In  Horizon  Srihadi demonstrates his great finesse and restraint as a colourist. Eschewing miscellany for nuance, Srihadi conveys with great economy, the subtle intensity of his emotions. With a single undulating line, Srihadi divides the two fields of land and sky, simultaneously suggesting the blurred silhouettes and curves of distance hills. This single brushstroke builds into thick impastos of white that appear rippling like tides at the beach or swift gusts of wind. Ultimately, Srihadi’s colour palette produces an undeniably harmonious effect, while evoking the serenity, tranquility and deep spirituality of the cosmos.

As one of the tenets of his artistic philosophy, Javanese spirituality inspires Srihadi’s Horizon. Throughout his career, the Surakarta-born artist maintained a close bond with the island of his birth. But rather than interpreting Javanese culture in a literal fashion, Srihadi’s works reference Java in a sublime and synthesised manner. He draws from the ethos of rasa—variously translated as “affect” and “intuition”. It is a non-formalistic embodiment of perception, consciousness and emotion, manifest in the spiritual pursuit of an object’s essence. In reducing elements of nature to their purest of colours, Srihadi projects an abstract, extrasensory vision of the landscape. The earth and the sky, now seemingly ephemeral, exist as spiritual nodes within the symbolic system of essentialism that defines the Javanese expression of rasa.

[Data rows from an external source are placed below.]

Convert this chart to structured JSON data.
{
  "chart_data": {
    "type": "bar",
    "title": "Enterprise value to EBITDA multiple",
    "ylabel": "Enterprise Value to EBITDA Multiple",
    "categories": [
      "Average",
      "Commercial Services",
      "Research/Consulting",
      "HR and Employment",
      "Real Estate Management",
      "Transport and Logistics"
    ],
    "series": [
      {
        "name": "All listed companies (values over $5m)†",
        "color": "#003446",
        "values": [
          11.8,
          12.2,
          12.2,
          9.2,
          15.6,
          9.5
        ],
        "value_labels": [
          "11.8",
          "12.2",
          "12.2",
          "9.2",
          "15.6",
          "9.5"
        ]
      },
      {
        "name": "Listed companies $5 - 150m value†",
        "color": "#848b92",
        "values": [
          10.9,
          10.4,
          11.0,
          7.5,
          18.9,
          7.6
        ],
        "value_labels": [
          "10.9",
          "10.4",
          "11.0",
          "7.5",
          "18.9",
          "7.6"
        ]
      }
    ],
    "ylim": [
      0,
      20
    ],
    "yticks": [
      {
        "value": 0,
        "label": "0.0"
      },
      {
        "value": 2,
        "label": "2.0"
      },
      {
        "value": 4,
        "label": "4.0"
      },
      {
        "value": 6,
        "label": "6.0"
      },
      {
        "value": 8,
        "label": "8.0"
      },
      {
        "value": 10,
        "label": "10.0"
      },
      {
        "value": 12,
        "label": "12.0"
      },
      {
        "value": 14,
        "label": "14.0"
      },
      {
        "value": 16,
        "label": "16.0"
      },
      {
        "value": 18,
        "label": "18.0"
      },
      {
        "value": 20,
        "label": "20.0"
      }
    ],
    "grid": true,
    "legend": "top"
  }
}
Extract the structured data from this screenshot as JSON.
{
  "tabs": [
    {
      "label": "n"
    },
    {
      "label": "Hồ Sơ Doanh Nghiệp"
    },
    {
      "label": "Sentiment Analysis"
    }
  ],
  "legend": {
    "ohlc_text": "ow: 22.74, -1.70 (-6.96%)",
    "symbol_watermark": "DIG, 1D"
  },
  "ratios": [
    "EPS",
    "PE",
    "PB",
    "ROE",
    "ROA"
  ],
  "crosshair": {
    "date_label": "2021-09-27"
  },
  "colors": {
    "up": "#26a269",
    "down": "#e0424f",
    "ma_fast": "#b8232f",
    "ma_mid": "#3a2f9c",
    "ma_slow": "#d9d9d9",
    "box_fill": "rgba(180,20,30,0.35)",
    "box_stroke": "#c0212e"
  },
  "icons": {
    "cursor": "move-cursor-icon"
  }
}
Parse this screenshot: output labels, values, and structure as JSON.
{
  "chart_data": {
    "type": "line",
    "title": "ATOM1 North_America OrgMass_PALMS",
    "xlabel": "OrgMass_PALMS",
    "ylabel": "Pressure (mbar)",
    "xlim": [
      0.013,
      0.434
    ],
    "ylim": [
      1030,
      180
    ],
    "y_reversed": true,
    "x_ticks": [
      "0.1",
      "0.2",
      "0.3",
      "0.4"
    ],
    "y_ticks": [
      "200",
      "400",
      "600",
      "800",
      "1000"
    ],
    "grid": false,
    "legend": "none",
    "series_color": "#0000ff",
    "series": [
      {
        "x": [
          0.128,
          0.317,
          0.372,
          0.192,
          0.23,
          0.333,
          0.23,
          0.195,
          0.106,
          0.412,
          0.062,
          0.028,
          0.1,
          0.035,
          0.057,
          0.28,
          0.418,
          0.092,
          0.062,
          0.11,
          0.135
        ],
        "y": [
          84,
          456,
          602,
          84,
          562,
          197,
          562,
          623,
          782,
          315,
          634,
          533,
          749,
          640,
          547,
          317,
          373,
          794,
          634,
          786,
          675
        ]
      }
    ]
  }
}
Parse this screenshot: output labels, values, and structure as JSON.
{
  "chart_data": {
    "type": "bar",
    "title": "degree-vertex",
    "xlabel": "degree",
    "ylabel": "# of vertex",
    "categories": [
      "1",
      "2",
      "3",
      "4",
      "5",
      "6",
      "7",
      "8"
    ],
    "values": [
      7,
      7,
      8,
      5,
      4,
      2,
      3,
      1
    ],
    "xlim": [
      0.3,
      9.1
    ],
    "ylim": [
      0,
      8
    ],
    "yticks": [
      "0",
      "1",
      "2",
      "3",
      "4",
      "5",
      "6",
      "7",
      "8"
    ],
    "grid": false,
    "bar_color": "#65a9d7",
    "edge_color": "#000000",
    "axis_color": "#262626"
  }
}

It is important to note that in his pursuit of rasa in Horizon, Srihadi opts for abstraction—a formal technique associated with Western artistic movements such as American modernism, Abstract Expressionism, and Neoplasticism. Srihadi’s cosmopolitan outlook is a result of training at the Ohio State University (Columbus) where he experimented with both Pollock-like drip-painting and Rorschach-like blotting. The present work emerges out of Srihadi’s stylistic experimentations with figural symbolism and abstractionism. Without fully abandoning representation, Srihadi’s minimalist Horizon alludes to the New York School painter Mark Rothko’s focus on colour and emotion. The viewers become enveloped in the vista of indigo and grey laid before them. Similarly, Srihadi’s pronounced brushstrokes conjure Franz Kline’s gestural paintings which are known for their dramatic and angular motifs. However rather than using an opaque black, Sirhadi’s linear shapes are rendered in shades of dark brown,  drips of black and thin streaks of burnt umber. In reducing concrete forms to color planes, Srihadi conveys his visceral experience of the landscape with relative economy and structural simplicity.

Despite drawing from a modernist Western analytic technique, Srihadi’s Horizon remains, at its heart, an ode to the island of Java and its spiritual traditions. Ultimately, the artist’s metaphysical yearning for oneness—an impulse deeply steeped in the Javanese ethos of rasa—forms the philosophic basis of this work, a multivalent contemplation on the sublimity of nature and the transcendence of the cosmos. Here, Srihadi ushers his audience into an encounter with the far stretched edges of land and sky, beautifully blurred into infinity.